Auernhammer weist darauf hin, dass seit zehn Jahren eine rechtsähnliche Selbstverpflichtung in der deutschen Geflügelwirtschaft gilt, die auch die Besatzdichten abdeckt. Diese sieht maximale Besatzdichten von 58 kg/m² bei Putenhennen bzw. maximal 52 kg/m² bei Putenhähnen sowie verpflichtende Gesundheitskontrollprogramme in Zusammenarbeit mit den Veterinärbehörden vor. Für Auernhammer gibt es daher keinen nachvollziehbaren Grund für so strenge Regelungen, wie sie Bundesminister Özdemir vorschlägt.
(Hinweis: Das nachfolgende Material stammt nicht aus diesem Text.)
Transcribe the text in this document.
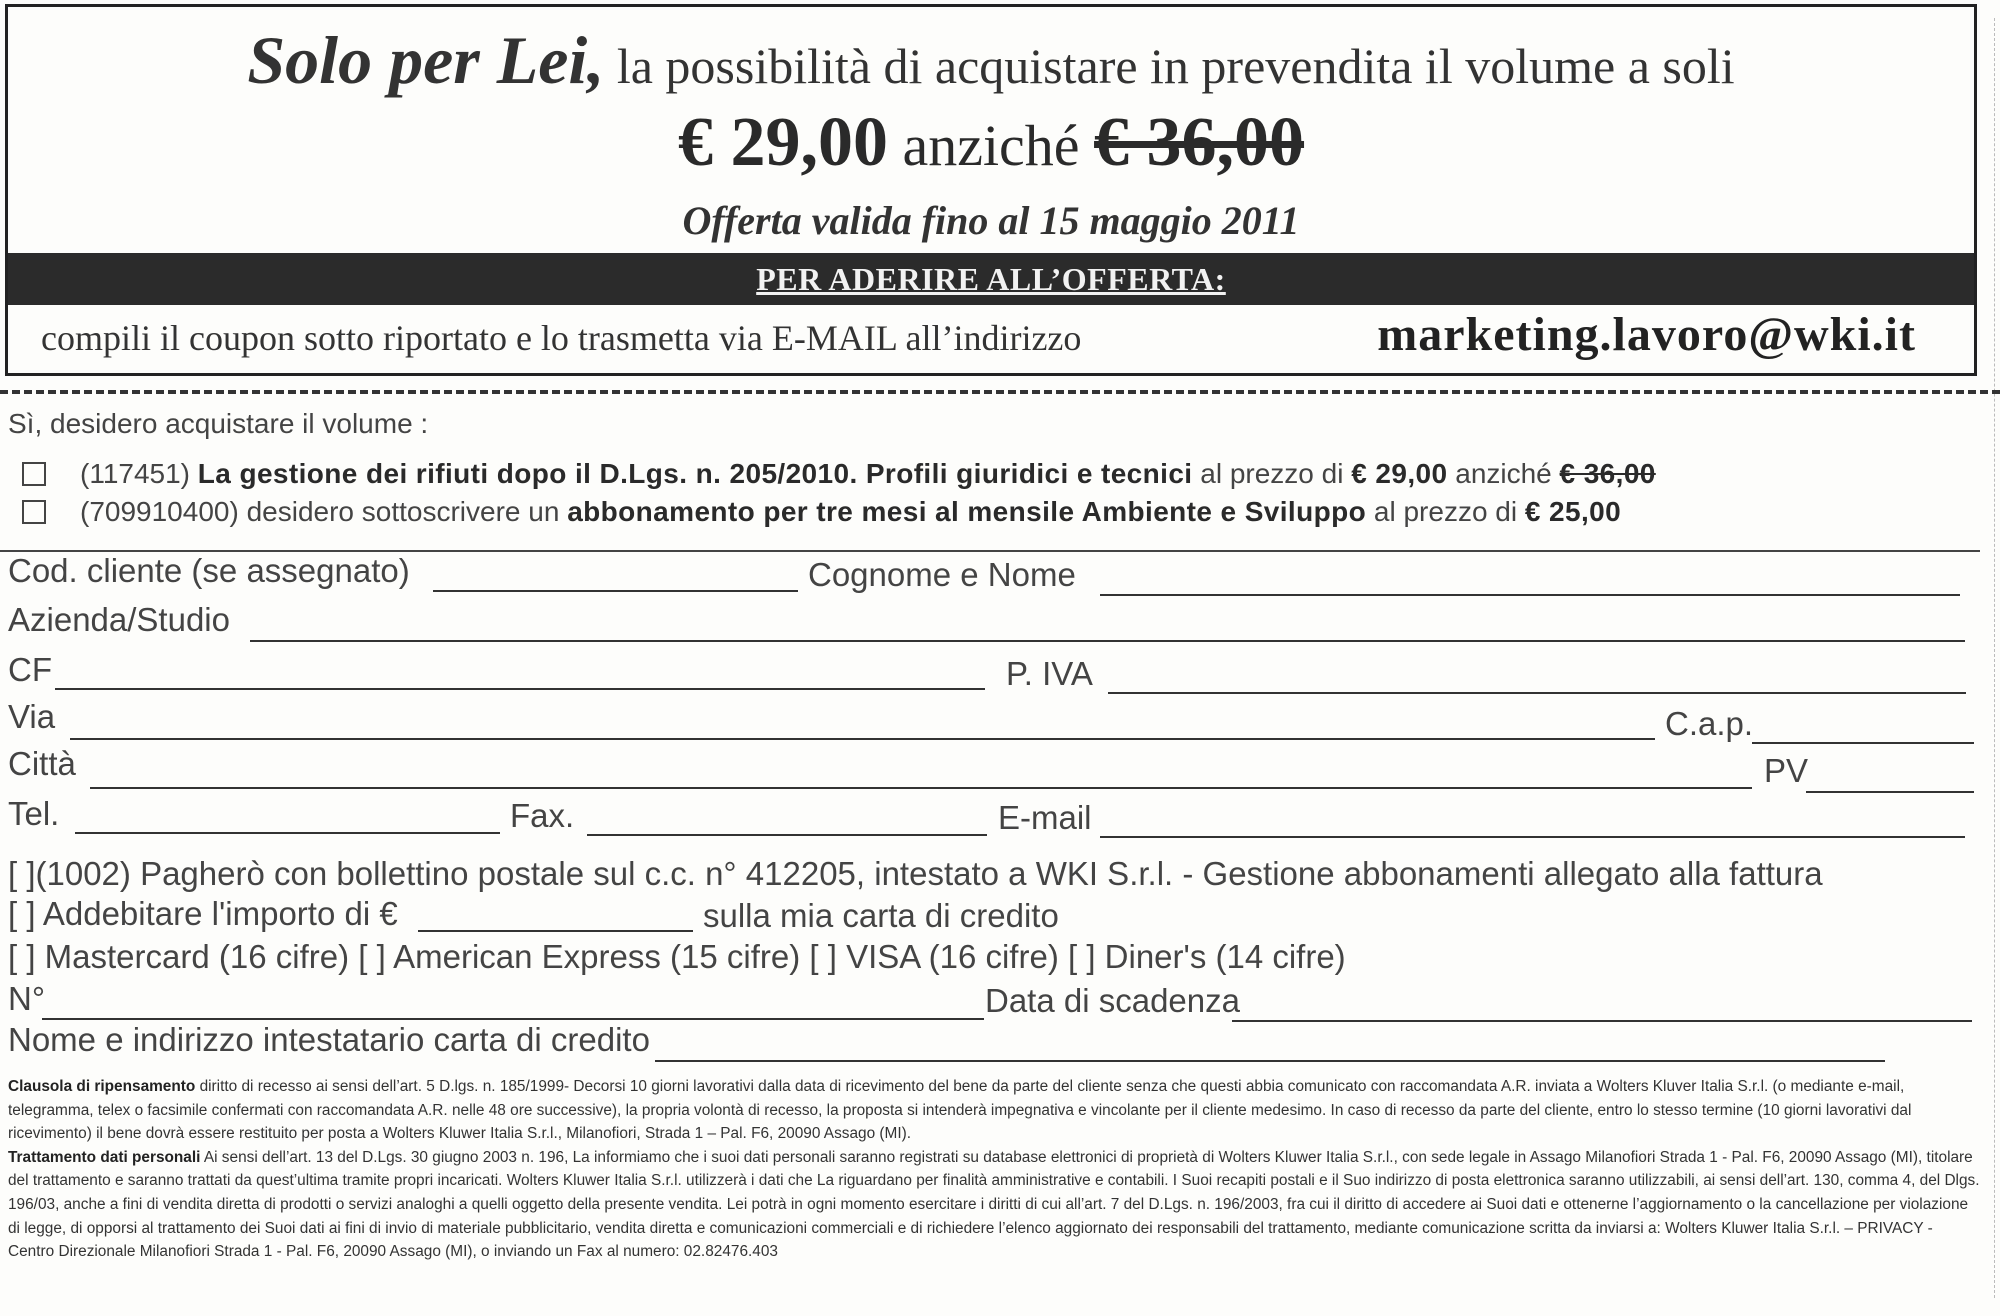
Solo per Lei, la possibilità di acquistare in prevendita il volume a soli
€ 29,00 anziché € 36,00
Offerta valida fino al 15 maggio 2011
PER ADERIRE ALL’OFFERTA:
compili il coupon sotto riportato e lo trasmetta via E-MAIL all’indirizzo	marketing.lavoro@wki.it
Sì, desidero acquistare il volume :
(117451) La gestione dei rifiuti dopo il D.Lgs. n. 205/2010. Profili giuridici e tecnici al prezzo di € 29,00 anziché € 36,00
(709910400) desidero sottoscrivere un abbonamento per tre mesi al mensile Ambiente e Sviluppo al prezzo di € 25,00
Cod. cliente (se assegnato)	Cognome e Nome
Azienda/Studio
CF	P. IVA
Via	C.a.p.
Città	PV
Tel.	Fax.	E-mail
[ ](1002) Pagherò con bollettino postale sul c.c. n° 412205, intestato a WKI S.r.l. - Gestione abbonamenti allegato alla fattura
[ ] Addebitare l'importo di €	sulla mia carta di credito
[ ] Mastercard (16 cifre) [ ] American Express (15 cifre) [ ] VISA (16 cifre) [ ] Diner's (14 cifre)
N°	Data di scadenza
Nome e indirizzo intestatario carta di credito
Clausola di ripensamento diritto di recesso ai sensi dell’art. 5 D.lgs. n. 185/1999- Decorsi 10 giorni lavorativi dalla data di ricevimento del bene da parte del cliente senza che questi abbia comunicato con raccomandata A.R. inviata a Wolters Kluver Italia S.r.l. (o mediante e-mail, telegramma, telex o facsimile confermati con raccomandata A.R. nelle 48 ore successive), la propria volontà di recesso, la proposta si intenderà impegnativa e vincolante per il cliente medesimo. In caso di recesso da parte del cliente, entro lo stesso termine (10 giorni lavorativi dal ricevimento) il bene dovrà essere restituito per posta a Wolters Kluwer Italia S.r.l., Milanofiori, Strada 1 – Pal. F6, 20090 Assago (MI).
Trattamento dati personali Ai sensi dell’art. 13 del D.Lgs. 30 giugno 2003 n. 196, La informiamo che i suoi dati personali saranno registrati su database elettronici di proprietà di Wolters Kluwer Italia S.r.l., con sede legale in Assago Milanofiori Strada 1 - Pal. F6, 20090 Assago (MI), titolare del trattamento e saranno trattati da quest’ultima tramite propri incaricati. Wolters Kluwer Italia S.r.l. utilizzerà i dati che La riguardano per finalità amministrative e contabili. I Suoi recapiti postali e il Suo indirizzo di posta elettronica saranno utilizzabili, ai sensi dell’art. 130, comma 4, del Dlgs. 196/03, anche a fini di vendita diretta di prodotti o servizi analoghi a quelli oggetto della presente vendita. Lei potrà in ogni momento esercitare i diritti di cui all’art. 7 del D.Lgs. n. 196/2003, fra cui il diritto di accedere ai Suoi dati e ottenerne l’aggiornamento o la cancellazione per violazione di legge, di opporsi al trattamento dei Suoi dati ai fini di invio di materiale pubblicitario, vendita diretta e comunicazioni commerciali e di richiedere l’elenco aggiornato dei responsabili del trattamento, mediante comunicazione scritta da inviarsi a: Wolters Kluwer Italia S.r.l. – PRIVACY - Centro Direzionale Milanofiori Strada 1 - Pal. F6, 20090 Assago (MI), o inviando un Fax al numero: 02.82476.403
„In Zeiten von gestörten Lieferketten, explodierenden Transportkosten und hoher Inflation sehe ich in Bundesminister Özdemirs Eckpunktepapier ein fatales Signal. Unsere heimische Geflügelwirtschaft sichert Arbeitsplätze und stellt EU-weit anhaltend hohe Standards in der Fleischproduktion sicher. Darüber hinaus wird so auch ein Beitrag zur Ernährungssouveränität geleistet“, unterstreicht Artur Auernhammer.

In Österreich kaum noch heimische Ware

Ein Blick ins Nachbarland Österreich veranschaulicht, wohin eine so drastische Reduktion der Besatzdichte in der Putenmast führt. Nur noch 7 % des Putenfleisches aus dem Großhandel und 20 Prozent des Putenfleisches im Lebensmitteleinzelhandel stammen dort noch aus heimischer Produktion, der Großteil ist Importware.